PRESENCIA DE JUAN PABLO II
La cuarta visita del papa Juan Pablo II a nuestro país ha generado, tanto o más que sus viajes anteriores, una impresionante movilización fervorosa que es, en sí misma, el dato más importante de estos días. Ha de constatarse que el lema "México siempre fiel" dista de ser un mero formulismo eclesiástico; expresa, en cambio, la vigencia, el arraigo y la extensión de la religiosidad católica en la mayoría de la población.
En la ocasión presente, las manifestaciones de esta religiosidad han ido acompañadas y han sido promovidas por un despliegue mediático y publicitario que ya se había visto asociado a la promoción de eventos deportivos y de espectáculos, pero que no tiene precedentes en su aplicación a asuntos espirituales y que ha suscitado numerosas reacciones críticas incluso entre los creyentes católicos. De esta manera se confirma, en el escenario nacional, la fuerza de una tendencia mundial que convierte prácticas y rituales religiosos en espectáculos de masas y que establece una inquietante relación directa entre el ámbito de la fe y el de los réditos, los ratings y la mercadotecnia.
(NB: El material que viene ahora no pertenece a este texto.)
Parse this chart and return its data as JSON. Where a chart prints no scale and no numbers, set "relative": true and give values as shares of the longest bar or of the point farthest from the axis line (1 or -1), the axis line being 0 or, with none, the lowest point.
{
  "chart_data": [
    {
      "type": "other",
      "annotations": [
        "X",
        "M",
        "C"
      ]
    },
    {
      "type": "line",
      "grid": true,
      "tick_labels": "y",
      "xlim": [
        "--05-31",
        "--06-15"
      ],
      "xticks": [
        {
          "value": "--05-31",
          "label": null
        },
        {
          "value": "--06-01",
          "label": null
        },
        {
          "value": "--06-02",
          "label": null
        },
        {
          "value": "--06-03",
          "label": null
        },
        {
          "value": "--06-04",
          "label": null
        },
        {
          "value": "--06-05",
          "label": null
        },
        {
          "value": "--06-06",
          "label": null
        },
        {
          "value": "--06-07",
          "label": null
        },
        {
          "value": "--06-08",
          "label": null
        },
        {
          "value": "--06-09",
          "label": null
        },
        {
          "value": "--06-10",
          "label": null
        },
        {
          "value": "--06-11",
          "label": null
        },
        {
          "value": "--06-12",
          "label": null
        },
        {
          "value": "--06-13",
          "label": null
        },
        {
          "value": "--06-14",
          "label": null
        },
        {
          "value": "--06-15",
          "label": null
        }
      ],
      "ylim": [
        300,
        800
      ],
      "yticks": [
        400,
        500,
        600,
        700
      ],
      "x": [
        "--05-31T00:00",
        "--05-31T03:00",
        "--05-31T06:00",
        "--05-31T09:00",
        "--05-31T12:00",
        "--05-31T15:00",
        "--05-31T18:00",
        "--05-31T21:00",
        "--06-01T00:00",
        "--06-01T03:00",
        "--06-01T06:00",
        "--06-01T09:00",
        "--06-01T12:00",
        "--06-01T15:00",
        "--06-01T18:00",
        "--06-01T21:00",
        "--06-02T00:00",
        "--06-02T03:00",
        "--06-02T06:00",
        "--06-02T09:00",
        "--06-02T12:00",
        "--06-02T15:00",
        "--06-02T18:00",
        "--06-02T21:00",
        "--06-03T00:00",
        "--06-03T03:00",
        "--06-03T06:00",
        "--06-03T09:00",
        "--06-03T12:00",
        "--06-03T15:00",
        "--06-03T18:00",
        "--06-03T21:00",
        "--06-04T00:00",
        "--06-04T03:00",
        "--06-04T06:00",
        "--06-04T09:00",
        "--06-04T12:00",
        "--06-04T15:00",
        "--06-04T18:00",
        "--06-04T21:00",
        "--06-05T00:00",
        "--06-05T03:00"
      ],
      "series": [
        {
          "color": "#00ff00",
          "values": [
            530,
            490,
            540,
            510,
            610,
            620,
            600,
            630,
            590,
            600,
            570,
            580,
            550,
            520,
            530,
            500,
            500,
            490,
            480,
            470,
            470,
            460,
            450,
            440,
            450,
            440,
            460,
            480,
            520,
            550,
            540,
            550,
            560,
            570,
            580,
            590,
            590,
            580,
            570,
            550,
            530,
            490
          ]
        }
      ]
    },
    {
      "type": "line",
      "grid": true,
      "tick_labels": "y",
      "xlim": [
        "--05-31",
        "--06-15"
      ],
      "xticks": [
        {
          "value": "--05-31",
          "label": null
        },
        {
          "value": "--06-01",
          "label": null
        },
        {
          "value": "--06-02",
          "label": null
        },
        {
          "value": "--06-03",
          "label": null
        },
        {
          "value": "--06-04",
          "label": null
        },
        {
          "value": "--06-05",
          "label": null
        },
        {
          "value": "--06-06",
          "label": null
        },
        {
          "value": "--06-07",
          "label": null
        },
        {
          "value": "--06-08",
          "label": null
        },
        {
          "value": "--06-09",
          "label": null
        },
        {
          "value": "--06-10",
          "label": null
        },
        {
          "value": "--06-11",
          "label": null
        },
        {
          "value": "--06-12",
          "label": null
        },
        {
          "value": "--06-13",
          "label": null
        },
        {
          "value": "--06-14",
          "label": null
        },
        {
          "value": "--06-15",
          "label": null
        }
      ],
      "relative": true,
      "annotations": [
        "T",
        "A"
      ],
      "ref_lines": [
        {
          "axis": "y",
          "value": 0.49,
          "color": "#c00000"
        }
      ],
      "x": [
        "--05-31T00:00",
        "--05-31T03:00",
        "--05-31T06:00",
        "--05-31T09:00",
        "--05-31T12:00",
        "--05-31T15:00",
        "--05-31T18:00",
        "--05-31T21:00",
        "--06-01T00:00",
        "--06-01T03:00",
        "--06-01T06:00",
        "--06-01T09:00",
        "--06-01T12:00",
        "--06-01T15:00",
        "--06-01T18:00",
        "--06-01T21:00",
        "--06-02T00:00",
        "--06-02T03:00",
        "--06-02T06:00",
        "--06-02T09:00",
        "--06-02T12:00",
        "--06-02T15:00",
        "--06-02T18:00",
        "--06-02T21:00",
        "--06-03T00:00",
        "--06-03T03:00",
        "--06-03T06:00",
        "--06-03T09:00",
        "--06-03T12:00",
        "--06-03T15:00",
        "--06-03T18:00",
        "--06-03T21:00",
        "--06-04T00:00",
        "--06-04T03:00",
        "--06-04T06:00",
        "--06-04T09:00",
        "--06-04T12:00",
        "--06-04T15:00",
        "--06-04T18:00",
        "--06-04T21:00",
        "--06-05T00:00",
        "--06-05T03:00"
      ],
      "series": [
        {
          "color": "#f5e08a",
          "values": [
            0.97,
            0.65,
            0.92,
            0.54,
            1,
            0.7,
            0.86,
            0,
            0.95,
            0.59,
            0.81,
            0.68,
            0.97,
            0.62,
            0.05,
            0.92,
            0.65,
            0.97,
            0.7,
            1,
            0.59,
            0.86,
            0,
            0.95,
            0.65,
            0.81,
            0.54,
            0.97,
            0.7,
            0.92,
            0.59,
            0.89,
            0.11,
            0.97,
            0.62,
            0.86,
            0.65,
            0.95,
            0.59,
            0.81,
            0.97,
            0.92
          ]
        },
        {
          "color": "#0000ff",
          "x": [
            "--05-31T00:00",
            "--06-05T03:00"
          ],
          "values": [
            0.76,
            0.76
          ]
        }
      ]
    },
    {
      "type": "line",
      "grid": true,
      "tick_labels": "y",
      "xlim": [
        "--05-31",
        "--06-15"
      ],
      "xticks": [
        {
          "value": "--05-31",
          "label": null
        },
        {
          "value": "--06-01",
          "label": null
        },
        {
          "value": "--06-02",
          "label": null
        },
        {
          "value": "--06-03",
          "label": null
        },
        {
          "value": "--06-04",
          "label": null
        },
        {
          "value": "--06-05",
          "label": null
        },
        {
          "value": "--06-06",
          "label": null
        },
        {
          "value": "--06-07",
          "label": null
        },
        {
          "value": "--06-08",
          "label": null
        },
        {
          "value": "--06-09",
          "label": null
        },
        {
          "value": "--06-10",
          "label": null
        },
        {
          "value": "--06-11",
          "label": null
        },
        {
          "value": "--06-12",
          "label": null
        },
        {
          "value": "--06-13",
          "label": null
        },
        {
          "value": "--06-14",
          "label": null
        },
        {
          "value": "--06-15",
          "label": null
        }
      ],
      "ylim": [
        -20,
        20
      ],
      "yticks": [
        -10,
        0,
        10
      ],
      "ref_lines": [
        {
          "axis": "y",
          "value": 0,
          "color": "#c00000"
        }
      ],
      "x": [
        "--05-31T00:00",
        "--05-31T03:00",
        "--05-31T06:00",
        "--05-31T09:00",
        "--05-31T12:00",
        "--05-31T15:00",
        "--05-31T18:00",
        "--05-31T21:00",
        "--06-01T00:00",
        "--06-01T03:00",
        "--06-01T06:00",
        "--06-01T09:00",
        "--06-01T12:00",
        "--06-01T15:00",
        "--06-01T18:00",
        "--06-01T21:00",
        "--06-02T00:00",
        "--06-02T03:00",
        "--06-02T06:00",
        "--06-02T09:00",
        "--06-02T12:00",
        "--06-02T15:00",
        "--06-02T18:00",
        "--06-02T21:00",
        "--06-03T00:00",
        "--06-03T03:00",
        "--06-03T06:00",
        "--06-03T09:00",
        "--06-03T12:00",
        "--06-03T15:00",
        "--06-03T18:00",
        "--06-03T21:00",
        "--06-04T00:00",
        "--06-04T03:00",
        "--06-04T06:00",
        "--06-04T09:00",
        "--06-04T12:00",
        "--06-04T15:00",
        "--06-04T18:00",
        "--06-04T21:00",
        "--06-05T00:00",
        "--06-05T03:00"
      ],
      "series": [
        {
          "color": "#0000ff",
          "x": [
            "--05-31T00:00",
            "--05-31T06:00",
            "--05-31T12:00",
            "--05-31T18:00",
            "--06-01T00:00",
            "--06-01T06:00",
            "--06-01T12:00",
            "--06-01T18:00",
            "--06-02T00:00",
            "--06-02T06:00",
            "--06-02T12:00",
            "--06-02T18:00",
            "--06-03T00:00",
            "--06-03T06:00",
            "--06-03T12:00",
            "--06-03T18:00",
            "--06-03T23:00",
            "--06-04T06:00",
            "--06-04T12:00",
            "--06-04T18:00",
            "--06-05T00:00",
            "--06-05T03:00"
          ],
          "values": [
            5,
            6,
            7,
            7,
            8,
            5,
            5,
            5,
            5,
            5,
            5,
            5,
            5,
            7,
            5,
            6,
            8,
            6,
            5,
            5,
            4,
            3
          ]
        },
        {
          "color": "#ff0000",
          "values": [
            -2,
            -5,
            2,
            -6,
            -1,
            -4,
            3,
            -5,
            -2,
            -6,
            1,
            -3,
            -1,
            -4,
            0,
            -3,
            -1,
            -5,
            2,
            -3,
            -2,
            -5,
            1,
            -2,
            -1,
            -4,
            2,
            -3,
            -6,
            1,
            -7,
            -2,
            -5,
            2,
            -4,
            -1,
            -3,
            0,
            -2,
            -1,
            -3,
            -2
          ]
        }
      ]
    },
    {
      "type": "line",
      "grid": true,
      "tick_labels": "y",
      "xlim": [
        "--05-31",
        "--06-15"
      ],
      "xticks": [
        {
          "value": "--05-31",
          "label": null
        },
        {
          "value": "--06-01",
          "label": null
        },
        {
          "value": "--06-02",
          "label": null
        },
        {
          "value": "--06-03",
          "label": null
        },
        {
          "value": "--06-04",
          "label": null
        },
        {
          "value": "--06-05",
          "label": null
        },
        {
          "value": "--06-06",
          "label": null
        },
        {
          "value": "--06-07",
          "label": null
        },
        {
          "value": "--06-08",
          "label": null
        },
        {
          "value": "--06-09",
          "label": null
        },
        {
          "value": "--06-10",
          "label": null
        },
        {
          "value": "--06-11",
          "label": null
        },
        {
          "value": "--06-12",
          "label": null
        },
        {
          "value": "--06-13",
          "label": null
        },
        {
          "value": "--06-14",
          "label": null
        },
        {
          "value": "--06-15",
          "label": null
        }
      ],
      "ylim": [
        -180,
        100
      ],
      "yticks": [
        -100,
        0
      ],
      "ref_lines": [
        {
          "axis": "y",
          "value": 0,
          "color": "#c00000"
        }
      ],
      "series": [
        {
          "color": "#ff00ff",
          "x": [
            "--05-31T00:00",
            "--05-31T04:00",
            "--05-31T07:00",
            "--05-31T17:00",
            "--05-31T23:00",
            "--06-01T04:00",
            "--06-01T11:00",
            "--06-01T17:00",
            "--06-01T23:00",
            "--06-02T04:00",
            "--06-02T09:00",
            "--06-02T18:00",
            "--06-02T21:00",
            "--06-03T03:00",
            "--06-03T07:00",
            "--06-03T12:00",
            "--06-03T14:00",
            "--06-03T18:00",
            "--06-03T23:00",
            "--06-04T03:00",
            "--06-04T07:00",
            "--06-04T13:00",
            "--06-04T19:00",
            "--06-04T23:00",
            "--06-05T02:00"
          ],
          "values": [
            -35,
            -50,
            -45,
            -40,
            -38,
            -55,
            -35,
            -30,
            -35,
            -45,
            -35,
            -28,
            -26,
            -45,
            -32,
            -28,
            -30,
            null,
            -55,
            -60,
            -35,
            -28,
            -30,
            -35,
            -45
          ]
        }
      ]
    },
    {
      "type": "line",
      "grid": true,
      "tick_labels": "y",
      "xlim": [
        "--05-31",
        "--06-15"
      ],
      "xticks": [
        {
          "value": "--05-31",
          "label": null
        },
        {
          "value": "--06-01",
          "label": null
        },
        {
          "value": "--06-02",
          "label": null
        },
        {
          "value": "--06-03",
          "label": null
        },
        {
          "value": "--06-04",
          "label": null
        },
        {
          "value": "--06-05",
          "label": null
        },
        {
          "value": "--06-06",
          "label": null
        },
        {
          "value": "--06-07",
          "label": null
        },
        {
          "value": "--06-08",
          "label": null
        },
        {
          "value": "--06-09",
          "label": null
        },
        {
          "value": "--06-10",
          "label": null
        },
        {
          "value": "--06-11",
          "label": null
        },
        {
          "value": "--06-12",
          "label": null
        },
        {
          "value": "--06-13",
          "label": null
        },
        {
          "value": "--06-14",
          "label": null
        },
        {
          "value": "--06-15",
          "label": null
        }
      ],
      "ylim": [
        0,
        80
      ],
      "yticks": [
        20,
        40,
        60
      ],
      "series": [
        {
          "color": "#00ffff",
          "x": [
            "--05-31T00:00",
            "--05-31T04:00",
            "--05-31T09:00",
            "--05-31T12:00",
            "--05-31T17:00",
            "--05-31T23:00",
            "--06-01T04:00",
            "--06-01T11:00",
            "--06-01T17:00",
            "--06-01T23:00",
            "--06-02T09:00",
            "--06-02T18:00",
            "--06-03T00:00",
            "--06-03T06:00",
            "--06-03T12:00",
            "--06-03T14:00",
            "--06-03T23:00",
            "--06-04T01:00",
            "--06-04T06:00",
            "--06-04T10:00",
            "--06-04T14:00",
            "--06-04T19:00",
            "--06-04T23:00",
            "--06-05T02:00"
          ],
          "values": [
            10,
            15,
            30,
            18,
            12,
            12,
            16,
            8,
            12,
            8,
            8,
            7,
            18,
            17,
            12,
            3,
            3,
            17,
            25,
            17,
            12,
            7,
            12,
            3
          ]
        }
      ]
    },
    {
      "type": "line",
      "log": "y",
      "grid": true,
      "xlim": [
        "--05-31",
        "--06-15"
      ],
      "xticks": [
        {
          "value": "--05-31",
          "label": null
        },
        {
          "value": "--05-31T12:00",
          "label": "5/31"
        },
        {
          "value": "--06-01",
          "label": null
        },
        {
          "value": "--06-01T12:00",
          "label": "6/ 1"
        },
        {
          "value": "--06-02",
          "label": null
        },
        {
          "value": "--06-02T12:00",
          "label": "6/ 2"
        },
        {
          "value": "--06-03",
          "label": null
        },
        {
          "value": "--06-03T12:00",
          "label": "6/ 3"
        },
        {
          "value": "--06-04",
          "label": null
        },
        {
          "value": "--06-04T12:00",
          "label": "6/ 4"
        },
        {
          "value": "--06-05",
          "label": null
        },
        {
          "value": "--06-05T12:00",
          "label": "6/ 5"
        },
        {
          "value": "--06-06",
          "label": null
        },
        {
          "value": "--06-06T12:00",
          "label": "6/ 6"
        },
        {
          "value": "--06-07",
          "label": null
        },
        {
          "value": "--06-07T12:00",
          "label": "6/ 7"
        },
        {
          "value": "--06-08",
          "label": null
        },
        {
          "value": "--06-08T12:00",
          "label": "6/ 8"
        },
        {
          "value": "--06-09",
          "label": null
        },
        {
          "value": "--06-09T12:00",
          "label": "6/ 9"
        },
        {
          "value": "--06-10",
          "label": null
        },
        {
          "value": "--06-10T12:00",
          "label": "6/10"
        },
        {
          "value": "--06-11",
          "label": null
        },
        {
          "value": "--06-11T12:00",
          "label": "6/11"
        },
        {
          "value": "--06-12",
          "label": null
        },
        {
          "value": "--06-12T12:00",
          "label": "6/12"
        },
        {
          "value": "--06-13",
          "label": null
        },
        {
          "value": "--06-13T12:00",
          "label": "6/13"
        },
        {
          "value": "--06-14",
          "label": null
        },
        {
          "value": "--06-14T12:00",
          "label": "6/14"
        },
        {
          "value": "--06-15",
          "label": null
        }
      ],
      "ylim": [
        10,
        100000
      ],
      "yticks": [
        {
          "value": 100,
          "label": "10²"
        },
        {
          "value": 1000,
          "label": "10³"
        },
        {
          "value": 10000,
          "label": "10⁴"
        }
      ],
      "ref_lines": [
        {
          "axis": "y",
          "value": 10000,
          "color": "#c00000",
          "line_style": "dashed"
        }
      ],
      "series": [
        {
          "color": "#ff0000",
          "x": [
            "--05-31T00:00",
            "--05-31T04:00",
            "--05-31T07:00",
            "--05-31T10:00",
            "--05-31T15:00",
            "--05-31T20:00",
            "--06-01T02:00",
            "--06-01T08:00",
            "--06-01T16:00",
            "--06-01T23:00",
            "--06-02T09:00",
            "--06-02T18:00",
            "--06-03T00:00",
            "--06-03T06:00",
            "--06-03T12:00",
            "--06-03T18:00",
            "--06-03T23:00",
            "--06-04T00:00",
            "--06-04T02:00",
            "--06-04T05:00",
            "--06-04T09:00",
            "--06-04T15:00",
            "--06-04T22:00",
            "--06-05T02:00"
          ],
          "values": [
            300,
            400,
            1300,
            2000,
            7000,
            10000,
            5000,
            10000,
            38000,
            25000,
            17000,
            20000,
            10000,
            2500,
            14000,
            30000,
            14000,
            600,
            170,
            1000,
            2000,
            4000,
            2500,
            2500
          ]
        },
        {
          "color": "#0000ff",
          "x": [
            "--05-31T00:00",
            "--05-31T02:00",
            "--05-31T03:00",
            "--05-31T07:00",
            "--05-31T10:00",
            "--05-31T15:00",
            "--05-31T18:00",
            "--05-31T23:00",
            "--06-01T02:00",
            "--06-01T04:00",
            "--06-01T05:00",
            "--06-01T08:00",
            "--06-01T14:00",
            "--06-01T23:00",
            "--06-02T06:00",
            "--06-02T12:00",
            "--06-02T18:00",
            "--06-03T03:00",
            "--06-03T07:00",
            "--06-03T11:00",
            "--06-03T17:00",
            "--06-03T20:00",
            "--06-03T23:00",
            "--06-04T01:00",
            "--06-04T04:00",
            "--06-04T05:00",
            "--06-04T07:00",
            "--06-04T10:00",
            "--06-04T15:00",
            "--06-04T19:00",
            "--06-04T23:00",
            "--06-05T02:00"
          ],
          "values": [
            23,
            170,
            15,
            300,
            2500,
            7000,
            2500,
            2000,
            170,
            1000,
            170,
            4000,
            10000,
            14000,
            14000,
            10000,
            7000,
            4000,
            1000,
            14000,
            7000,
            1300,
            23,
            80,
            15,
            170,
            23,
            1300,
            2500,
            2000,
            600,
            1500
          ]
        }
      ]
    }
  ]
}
La gran importancia que todos los sectores de la sociedad mexicana le conceden a la figura del Papa --la cual suscita en el país una simpatía prácticamente unánime--es correspondida por la atención especial que el pontificado de Karol Wojtyla ha prestado a Latinoamérica y, particularmente, a México, único país del hemisferio que ha recibido cuatro visitas del Pontífice. Al margen de afectos e inclinaciones personales, el interés del Vaticano y de su máxima autoridad por estas tierras tiene razones de peso en lo que podría denominarse la visión geoestratégica del papado: la pérdida de trascendencia de las actividades religiosas y el notorio incremento de la edad promedio en las feligresías de Europa occidental colocan a América Latina como la principal reserva del catolicismo en el mundo; al mismo tiempo, la región es escenario de una vasta disputa por las creencias entre Roma y una pluralidad de otros cultos cristianos. En el caso particular de nuestro país, importante centro mundial del culto mariano y punto de vinculación con el catolicismo estadunidense, es posible que Juan Pablo II perciba, en la historia de las relaciones Iglesia-Estado durante el presente siglo, algunos paralelismos con su natal Polonia.
En otro sentido, la presencia y la proyección de Wojtyla en nuestro país arroja un saldo social contrastado. Es positivo, por una parte, en el terreno de la promoción y defensa de los derechos humanos, especialmente los de los grupos indígenas y de los estratos más depauperados de la población no indígena. Es negativo, en cambio, por lo que hace a las políticas de salud pública, promoción social de las mujeres e integración de las minorías sexuales, habida cuenta de las posturas funda- mentalistas e irracionales del Vaticano en estos tópicos.
En los días próximos las declaraciones pontificias darán, de seguro, materia para nuevas reflexiones.